San Antonio Park Police, Airport Police file joint lawsuit against city, city manager

Lawsuit asks for pay, benefits more equal to SAPD officers

SAN ANTONIO – The associations for San Antonio Park Police and San Antonio Airport Police have filed a joint lawsuit against the city of San Antonio and City Manager Erik Walsh.

More than 200 San Antonio Park and Airport police fall under the broad umbrella of the San Antonio Police Department, yet they are different entities in specific ways. 

A petition filed Tuesday said the officers "deserve the same compensation, benefits, and contractual rights and opportunities as their brothers and sisters in SAPD."

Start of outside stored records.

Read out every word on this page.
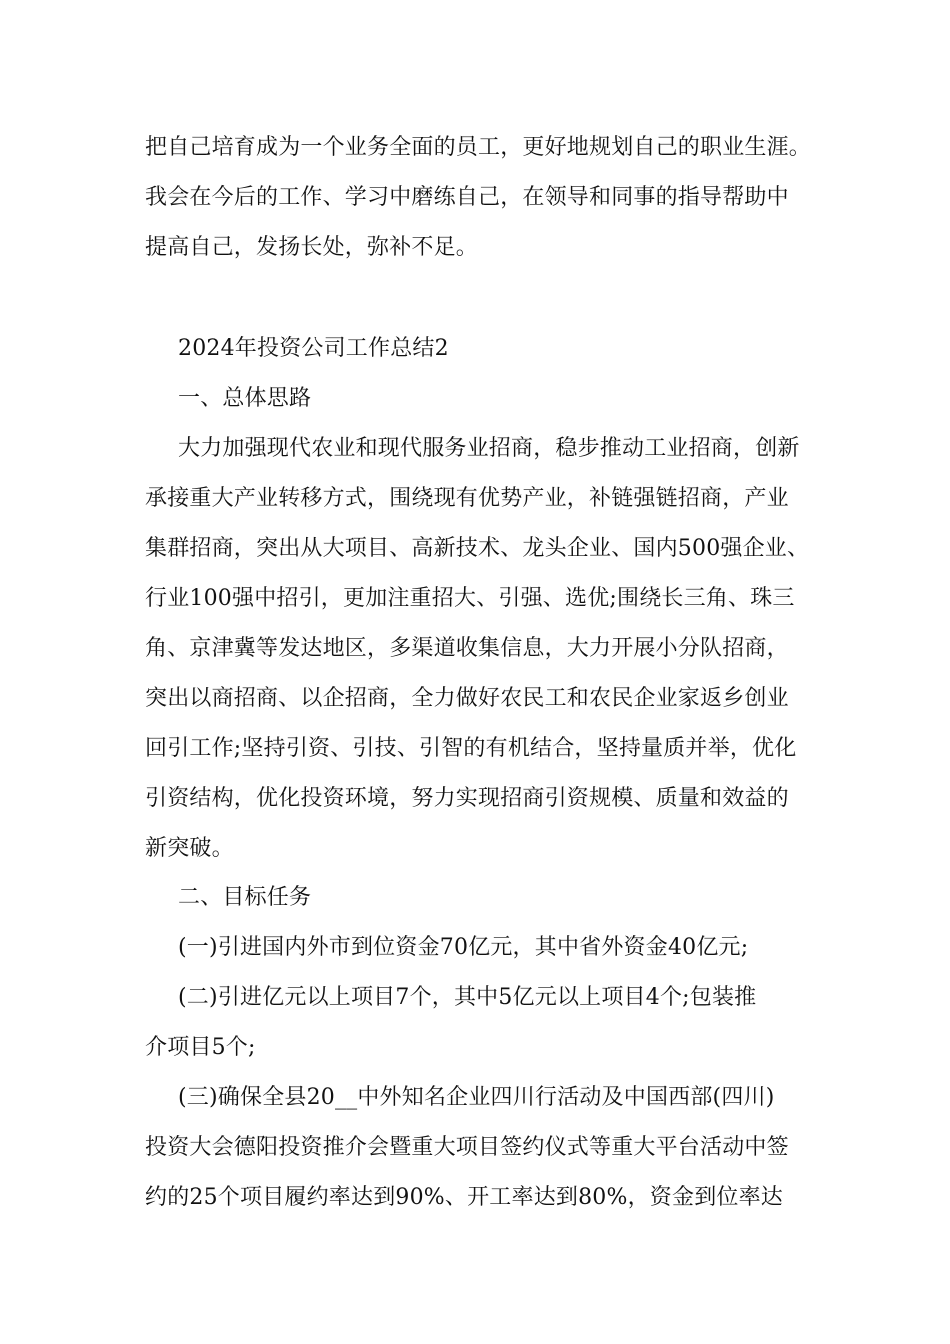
把自己培育成为一个业务全面的员工，更好地规划自己的职业生涯。
我会在今后的工作、学习中磨练自己，在领导和同事的指导帮助中
提高自己，发扬长处，弥补不足。
2024年投资公司工作总结2
一、总体思路
大力加强现代农业和现代服务业招商，稳步推动工业招商，创新
承接重大产业转移方式，围绕现有优势产业，补链强链招商，产业
集群招商，突出从大项目、高新技术、龙头企业、国内500强企业、
行业100强中招引，更加注重招大、引强、选优;围绕长三角、珠三
角、京津冀等发达地区，多渠道收集信息，大力开展小分队招商，
突出以商招商、以企招商，全力做好农民工和农民企业家返乡创业
回引工作;坚持引资、引技、引智的有机结合，坚持量质并举，优化
引资结构，优化投资环境，努力实现招商引资规模、质量和效益的
新突破。
二、目标任务
(一)引进国内外市到位资金70亿元，其中省外资金40亿元;
(二)引进亿元以上项目7个，其中5亿元以上项目4个;包装推
介项目5个;
(三)确保全县20__中外知名企业四川行活动及中国西部(四川)
投资大会德阳投资推介会暨重大项目签约仪式等重大平台活动中签
约的25个项目履约率达到90%、开工率达到80%，资金到位率达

"The base level of pay would change. The health care coverage would change. The incentive pays would change. The education pays would change. All of that would be the same because we would all be covered under one collective bargaining agreement," said Henry Bassuk, president of the San Antonio Park Police Officer Association. 

Bassuk said his officers receive the same benefits package as all nonuniform city employees, and their pay scale is different.

The parks they cover across the city include the Riverwalk, the Alamo, Hemisfair Park and Market Square.

According to the city website, San Antonio Park Police take about 40,000 calls and make 5,000 to 7,000 arrests every year.

"I'm arresting state jail felonies. I'm arresting third-degree felonies. Our responsibilities have increased over the last decade," Bassuk said.

SAPD responded to the lawsuit Monday with the following statement:

"We appreciate the partnership that exists between SAPD Officers and Park and Airport Officers.  There are, however, differences in the minimum standards and qualifications to becoming an SAPD Officer versus a Park or Airport Officer.  Although there are substantial distinctions in training, investigative authority and responsibility, the Park and Airport Officers are dedicated partners who assist SAPD and provide an important role in public safety within their areas of responsibility."

A further explanation said SAPD officers must complete a 35-week nationally recognized Police Training Academy and must have more rigorous hiring standards.

San Antonio Park and Airport police attend a regional 16-week program to become state peace officers. 

It was also noted that only SAPD officers can address and follow up on offenses above a third-degree felony. 

"I don't in any way want this to be that we're attacking the San Antonio police officers or the police officers association, because we're not," Bassuk said. 

In June and July, the San Antonio Airport Officers Association president and the union's shared lawyer Ricky J. Poole engaged in talks with the city about possible changes. 

During one of the meetings, Poole said, "It feels like these guys are a division of San Antonio Police Department. I know that's not the position the city takes, I understand that."

Paperwork shows City Manager Erik Walsh proposed adding 4% across-the-board pay increases for San Antonio Park and Airport police for fiscal year 2020. However, Bassuk said that one-year deal doesn't secure enough for the long-term future.

Once the city and Walsh have been served and respond to the case, it can be set for trial.  

Prior to trial, there is an opportunity for both parties to try to reach a resolution.